Linking to the Detail Page

Now we just need to link the person's name in the list page to the detail page. The w:path statement will produce the URL for us, inserting the ID and name of the current item. This URL will link to the item page and tell the item page which item should be fetched from the database.

Here's the replacement for the <li> line on the list page to include the link:

<li><a href="<w:path url='staff-detail' />"><w:name /></a>, <w:job_title /></li>

The w:path statement requires an attribute "url" that specifies which item page should be used. You might, for example, have a product database as well as a staff database, and you want the staff list to link to the staff detail page and the product list to link to the product detail page.

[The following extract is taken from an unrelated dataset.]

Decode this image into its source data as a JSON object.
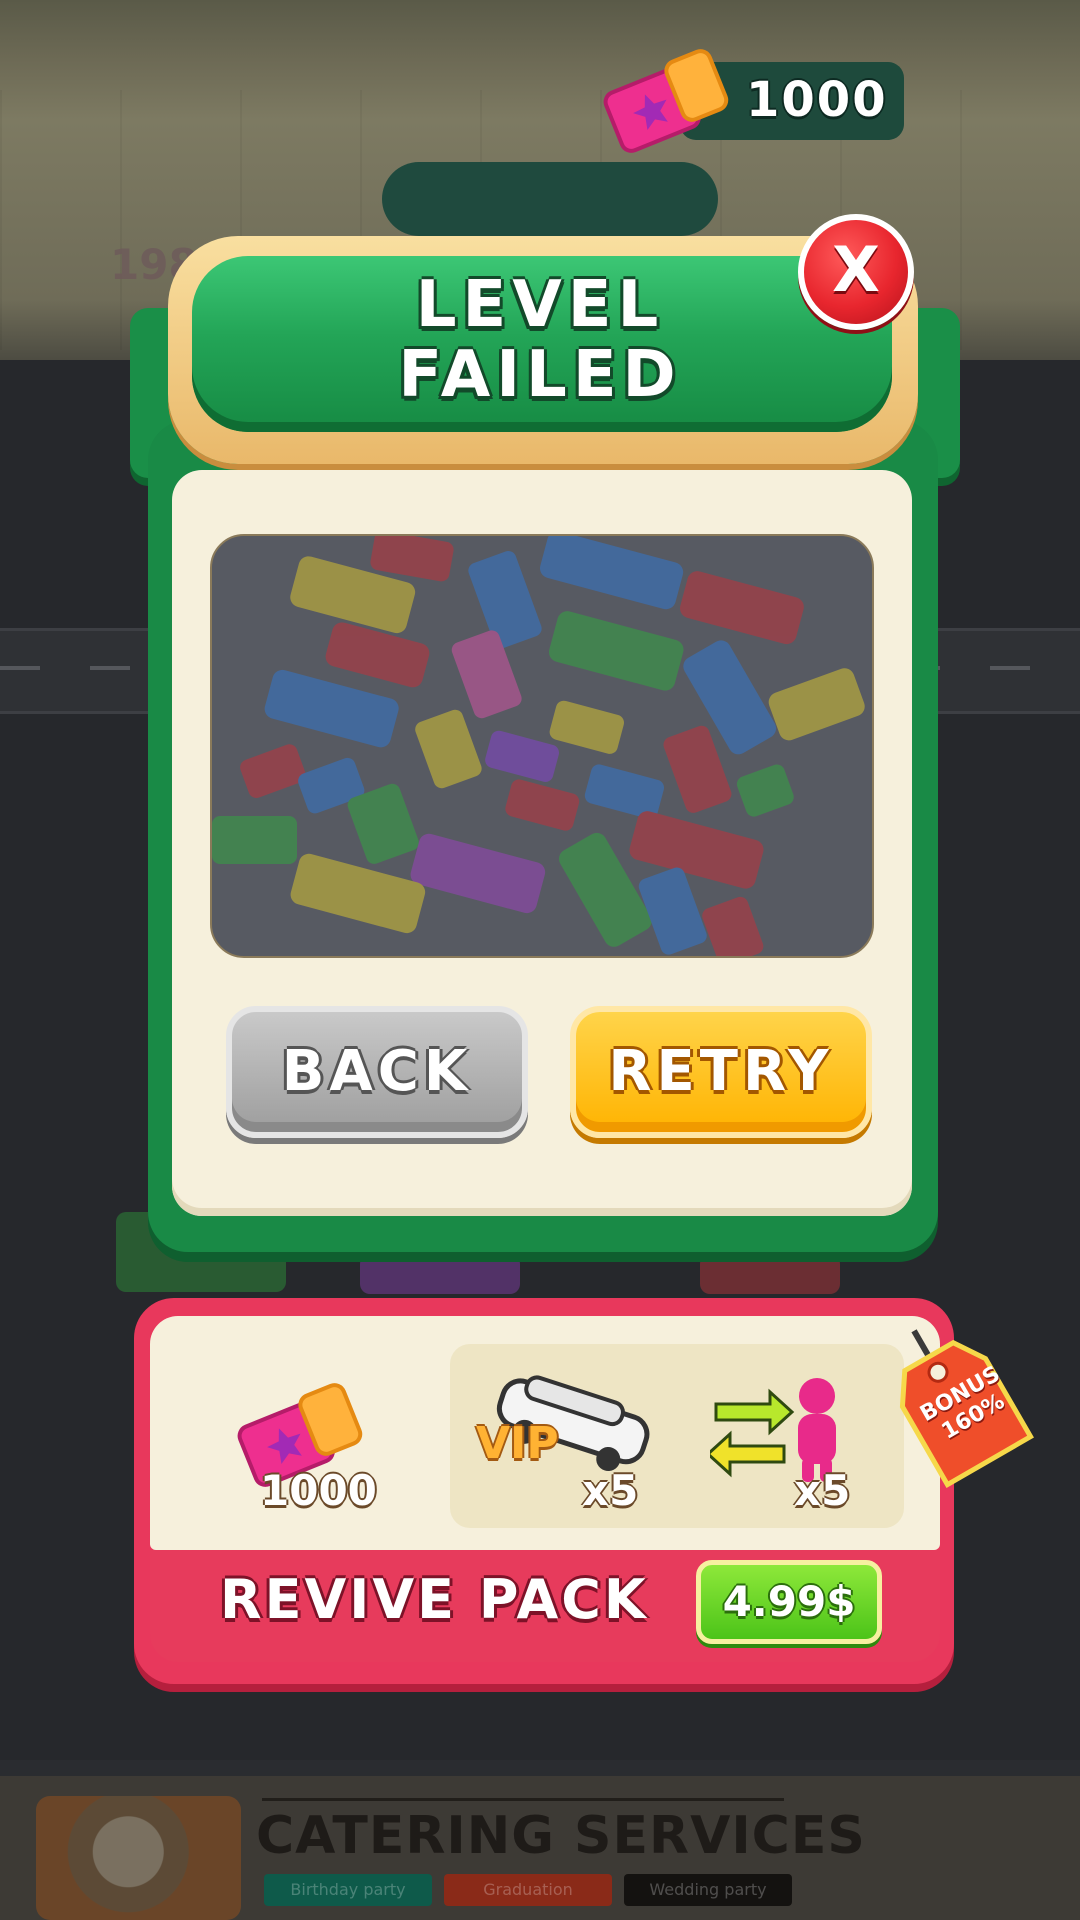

This example will generate a URL such as this:

http://www.mysite.com/staff-detail/274289-michael-slater

In this URL, "staff-detail" is the URL for the item page, "274289" is the ID of the database item (which is automatically generated and guaranteed to be unique), and "-michael-slater" is the name of the database item. (The name is added just for SEO purposes; only the ID actually used to select the item, since the name may not be unique.)

Summary

By creating a simple custom item type and just two pages, we now have a system that will display any number of staff members. They will all be listed on the staff list page, with each person's name linked to the staff detail page. There's really only one staff detail page, but because it is passed the ID of a particular staff member as part of the URL, there is effectively a staff detail page automatically generated for every staff member.

Even though you only had to build one page, from the site vistors' and a search engine's perspective, there is one page for every staff member. These pages are dynamically generated from the database, but a search engine can't tell that they aren't static pages. And because the Webvanta system automatically caches each dynamically-generated page as a static page, visitors (and search engines) see static-page performance once the server-side cache has been filled.